Ein paar Ausnahmen gibt es allerdings: Gas- und Elektrogrills dürfen unter bestimmten Bedingungen genutzt werden, aber nur außerhalb der Wälder. Hierbei müsst ihr darauf achten, dass genügend Abstand zum Boden vorhanden ist, ihr einen festen, nicht brennbaren Untergrund habt und das Ganze stets unter Aufsicht bleibt. Ein wenig kompliziert, oder? Aber hey, Sicherheit geht vor!

Ein Blick über die Grenze zeigt, dass auch in den Schweizer Kantonen Appenzell Ausserrhoden und Appenzell Innerrhoden eine hohe Waldbrandgefahr herrscht – Stufe 4 von 5. Hier ist ebenfalls ein Feuerverbot im Wald und in der Nähe von Wäldern ausgesprochen worden.

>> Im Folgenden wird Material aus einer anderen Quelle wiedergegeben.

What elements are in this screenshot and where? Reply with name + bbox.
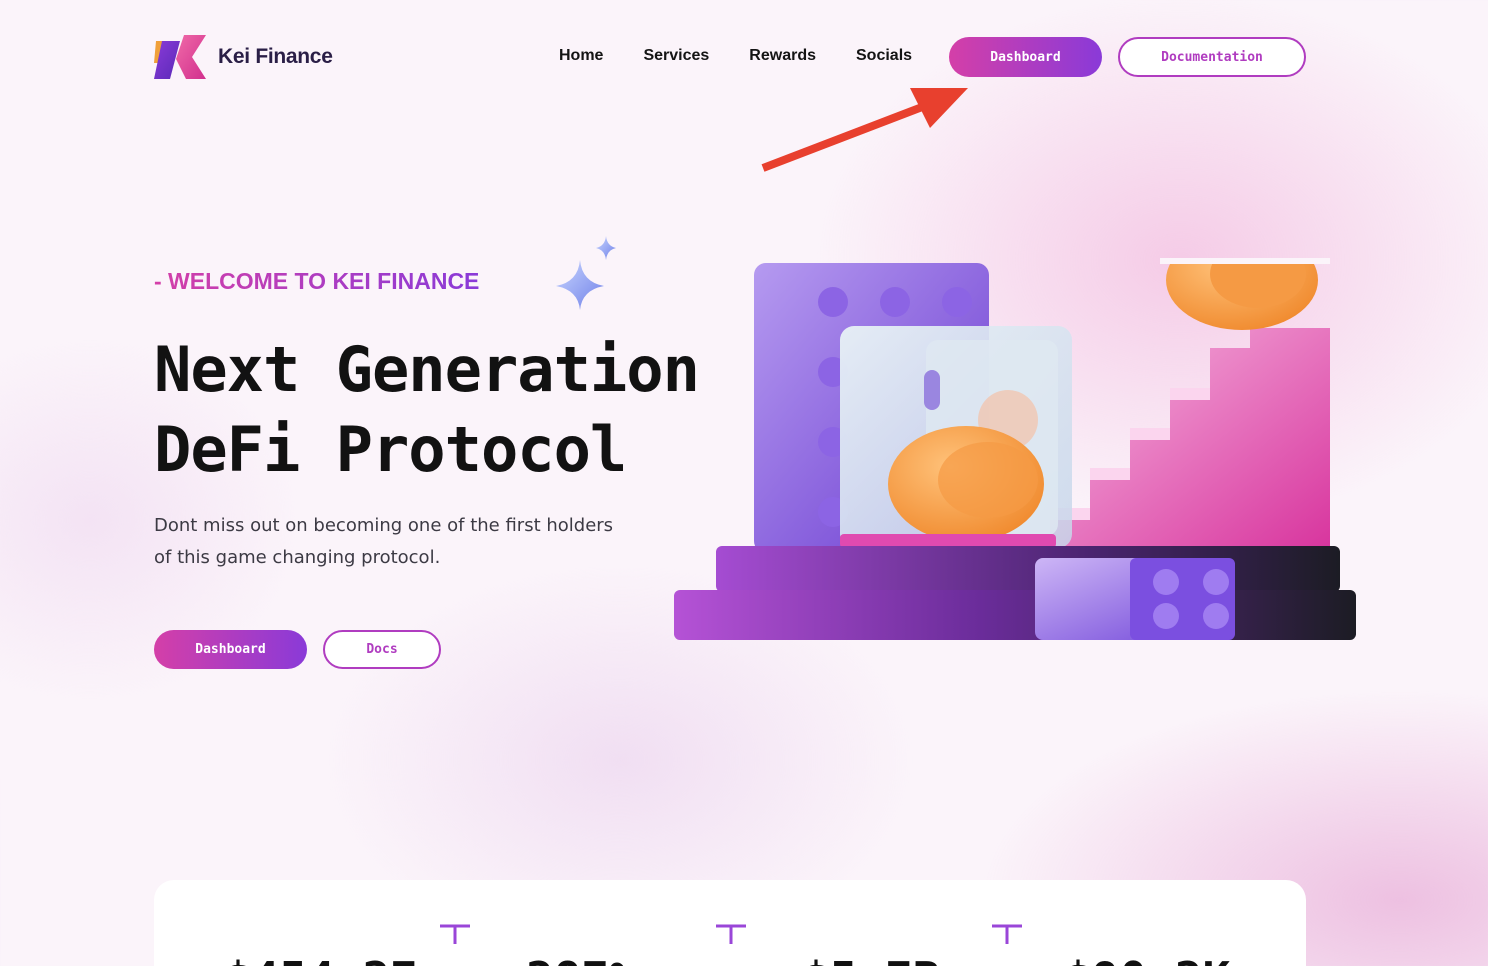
hero-title-line-2: DeFi Protocol — [154, 413, 627, 486]
hero-eyebrow: - WELCOME TO KEI FINANCE — [154, 268, 480, 294]
stat-value: $454.27 — [224, 952, 418, 966]
stat-divider-icon — [992, 924, 1022, 944]
hero-description: Dont miss out on becoming one of the fir… — [154, 515, 614, 568]
nav-socials[interactable]: Socials — [856, 47, 912, 65]
brand-name: Kei Finance — [218, 45, 333, 68]
stat-divider-icon — [440, 924, 470, 944]
kei-k-logo-icon — [154, 35, 206, 79]
hero-docs-button[interactable]: Docs — [323, 630, 441, 669]
nav-dashboard-button[interactable]: Dashboard — [949, 37, 1102, 77]
nav-home[interactable]: Home — [559, 47, 603, 65]
nav-rewards[interactable]: Rewards — [749, 47, 816, 65]
brand-logo[interactable]: Kei Finance — [154, 33, 333, 81]
stat-divider-icon — [716, 924, 746, 944]
main-nav: Home Services Rewards Socials — [559, 36, 912, 76]
nav-services[interactable]: Services — [643, 47, 709, 65]
hero-title-line-1: Next Generation — [154, 333, 700, 406]
sparkle-icon — [556, 236, 616, 310]
hero-dashboard-button[interactable]: Dashboard — [154, 630, 307, 669]
nav-documentation-button[interactable]: Documentation — [1118, 37, 1306, 77]
stat-value: 287% — [526, 952, 637, 966]
hero-illustration — [674, 258, 1356, 640]
stat-value: $90.2K — [1064, 952, 1230, 966]
stats-card: $454.27 287% $5.7B $90.2K — [154, 880, 1306, 966]
hero-title: Next Generation DeFi Protocol — [154, 330, 700, 490]
stat-value: $5.7B — [802, 952, 940, 966]
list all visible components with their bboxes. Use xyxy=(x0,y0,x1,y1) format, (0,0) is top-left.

Ein paar Kilometer weiter in Vorarlberg wurden bislang keine solchen Verordnungen erlassen, aber die Waldbrandgefahr wird als sehr groß eingeschätzt. Man könnte fast sagen, überall um uns herum brennt die Luft!

Waldbrandgefahrenindex – Was steckt dahinter?

Interessant ist auch der Waldbrandgefahrenindex (WBI), der das meteorologische Potential für die Gefährdung durch Waldbrand beschreibt. Der WBI zeigt die Waldbrandgefahr in fünf Gefahrenstufen an – von sehr geringer Gefahr (Stufe 1) bis hin zu sehr hoher Gefahr (Stufe 5). Die örtliche Einschätzung dieser Gefahren kann allerdings von den offiziellen Werten abweichen. Wer sich also für die aktuelle Gefahr interessiert, kann sich auf den Webseiten der Landesforstbehörden informieren.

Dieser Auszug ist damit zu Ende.